1. I have data with paired end reads from four different lanes which has to be given input to Salmon. Should I concatenate the fasta files of all the forward reads from different lanes  and do the same with backward reads and then give it as an input to Salmon.

2. Salmon gives an ouput as TPM. How can I convert this to RPKM

Thanks

Tanya

1) this is a Salmon question, so you can check out the documentation at the link below. The answer is no, you provide the forward and reverse read as separate arguments -1 and -2 to salmon quant.

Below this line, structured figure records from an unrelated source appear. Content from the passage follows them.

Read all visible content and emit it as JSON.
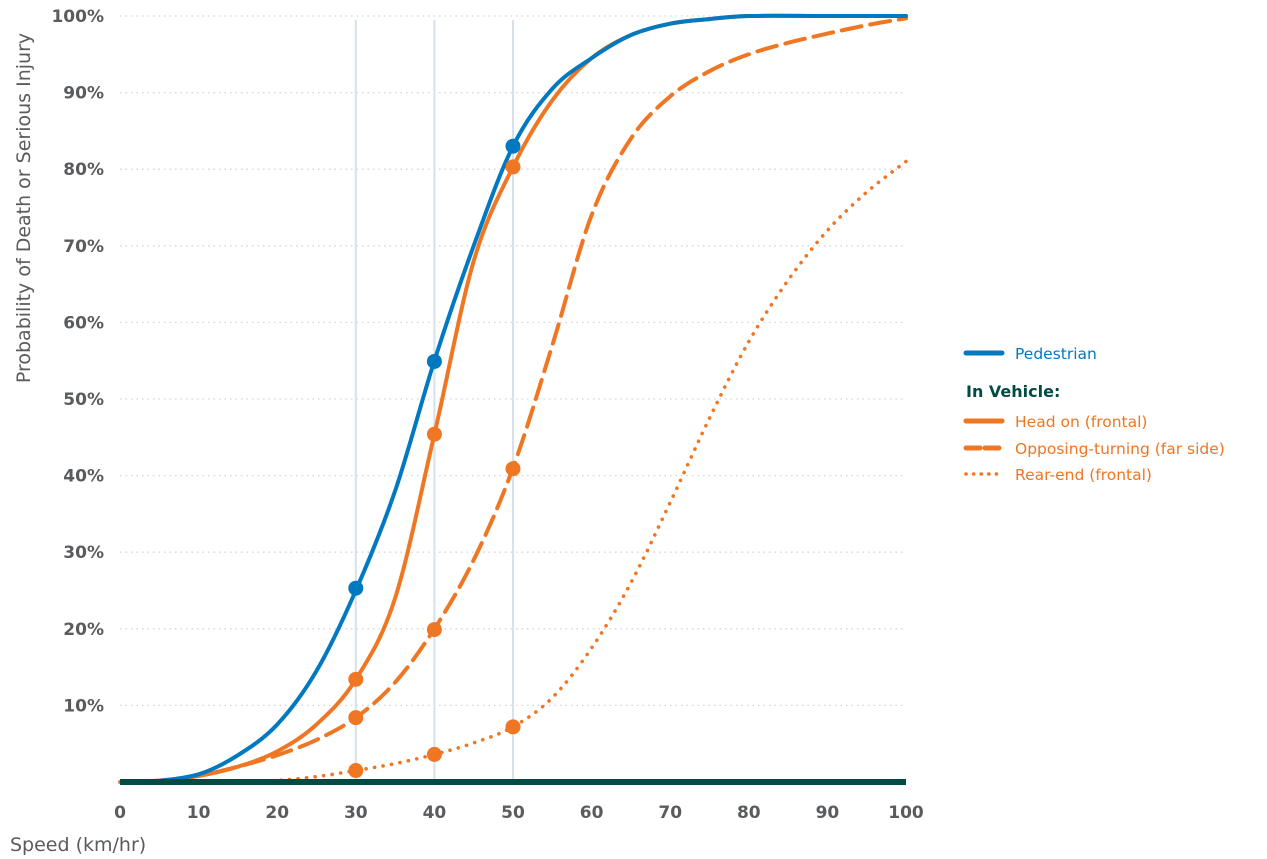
{
  "chart_data": {
    "type": "line",
    "xlabel": "Speed (km/hr)",
    "ylabel": "Probability of Death or Serious Injury",
    "xlim": [
      0,
      100
    ],
    "ylim": [
      0,
      100
    ],
    "x_ticks": [
      "0",
      "10",
      "20",
      "30",
      "40",
      "50",
      "60",
      "70",
      "80",
      "90",
      "100"
    ],
    "y_ticks": [
      "10%",
      "20%",
      "30%",
      "40%",
      "50%",
      "60%",
      "70%",
      "80%",
      "90%",
      "100%"
    ],
    "y_tick_values": [
      10,
      20,
      30,
      40,
      50,
      60,
      70,
      80,
      90,
      100
    ],
    "reference_lines_x": [
      30,
      40,
      50
    ],
    "grid": "horizontal-dotted",
    "legend_position": "right",
    "legend_heading": "In Vehicle:",
    "colors": {
      "pedestrian": "#0079c1",
      "vehicle": "#ef7622",
      "baseline": "#004c45",
      "reference": "#d6e1ed",
      "grid": "#d4d4d4",
      "heading": "#004c45",
      "tick": "#595b5e"
    },
    "series": [
      {
        "name": "Pedestrian",
        "style": "solid",
        "color": "#0079c1",
        "x": [
          4,
          10,
          15,
          20,
          25,
          30,
          35,
          40,
          45,
          50,
          55,
          60,
          65,
          70,
          75,
          80,
          90,
          100
        ],
        "y": [
          0,
          1,
          3.5,
          7.5,
          14.5,
          25,
          38,
          55,
          70,
          83,
          90.5,
          94.5,
          97.5,
          99,
          99.6,
          100,
          100,
          100
        ],
        "markers": [
          {
            "x": 30,
            "y": 25.3
          },
          {
            "x": 40,
            "y": 54.9
          },
          {
            "x": 50,
            "y": 83
          }
        ]
      },
      {
        "name": "Head on (frontal)",
        "style": "solid",
        "color": "#ef7622",
        "x": [
          0,
          5,
          10,
          15,
          20,
          25,
          30,
          35,
          40,
          45,
          50,
          55,
          60,
          65,
          70,
          75,
          80,
          90,
          100
        ],
        "y": [
          0,
          0.2,
          0.8,
          2,
          4,
          7.5,
          13.4,
          24,
          45.4,
          68,
          80.3,
          89,
          94.5,
          97.5,
          99,
          99.6,
          100,
          100,
          100
        ],
        "markers": [
          {
            "x": 30,
            "y": 13.4
          },
          {
            "x": 40,
            "y": 45.4
          },
          {
            "x": 50,
            "y": 80.3
          }
        ]
      },
      {
        "name": "Opposing-turning (far side)",
        "style": "dashed",
        "color": "#ef7622",
        "x": [
          5,
          10,
          15,
          20,
          25,
          30,
          35,
          40,
          45,
          50,
          55,
          60,
          65,
          70,
          75,
          80,
          85,
          90,
          95,
          100
        ],
        "y": [
          0,
          0.8,
          2,
          3.5,
          5.5,
          8.4,
          13,
          20,
          29,
          41,
          57,
          74,
          84,
          89.5,
          92.8,
          95,
          96.5,
          97.7,
          98.8,
          99.7
        ],
        "markers": [
          {
            "x": 30,
            "y": 8.4
          },
          {
            "x": 40,
            "y": 19.9
          },
          {
            "x": 50,
            "y": 40.9
          }
        ]
      },
      {
        "name": "Rear-end (frontal)",
        "style": "dotted",
        "color": "#ef7622",
        "x": [
          15,
          20,
          25,
          30,
          35,
          40,
          45,
          50,
          55,
          60,
          65,
          70,
          75,
          80,
          85,
          90,
          95,
          100
        ],
        "y": [
          0,
          0.2,
          0.7,
          1.5,
          2.4,
          3.6,
          5.1,
          7.2,
          11,
          17.5,
          26,
          36.5,
          47.5,
          57.5,
          65.5,
          72,
          77,
          81
        ],
        "markers": [
          {
            "x": 30,
            "y": 1.5
          },
          {
            "x": 40,
            "y": 3.6
          },
          {
            "x": 50,
            "y": 7.2
          }
        ]
      }
    ]
  }
}
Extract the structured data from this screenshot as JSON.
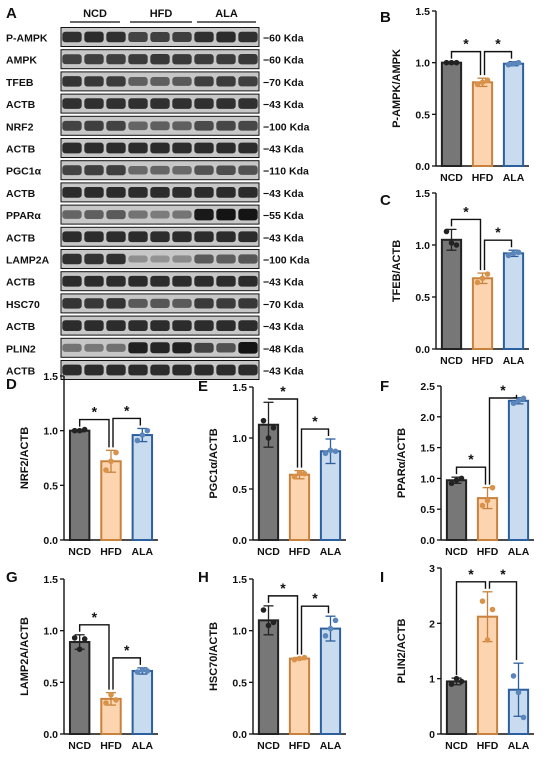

TPM is a replacement for FPKM, and you shouldn't have problem using it in the place of FPKM in plots or otherwise. You can't directly convert TPM to FPKM, although you can easily go the other way, TPM = 1e6 * FPKM / sum(FPKM).

HI Michael

Sorry for not being clear in my question. Yes I am giving the forward and backward reads as different arguments. My question is I have data from different lanes. They look like this for forward reads

xxx_L001_R1_001.fastq.gz

xxx_L002_R1_001.fastq.gz

xxx_L003_R1_001.fastq.gz

xxx_L004_R1_001.fastq.gz

I am concatenating all the forward reads from different lanes as an input to Salmon. Am I doing it correct.

Thanks

Tanya

Answer: RNA Seq data analysis using Salmon and tximport
0
2.0 years ago by
United States
James W. MacDonald51k wrote:

No, the NumReads column from salmon quantification is the estimated count, and as such is not necessarily an integer.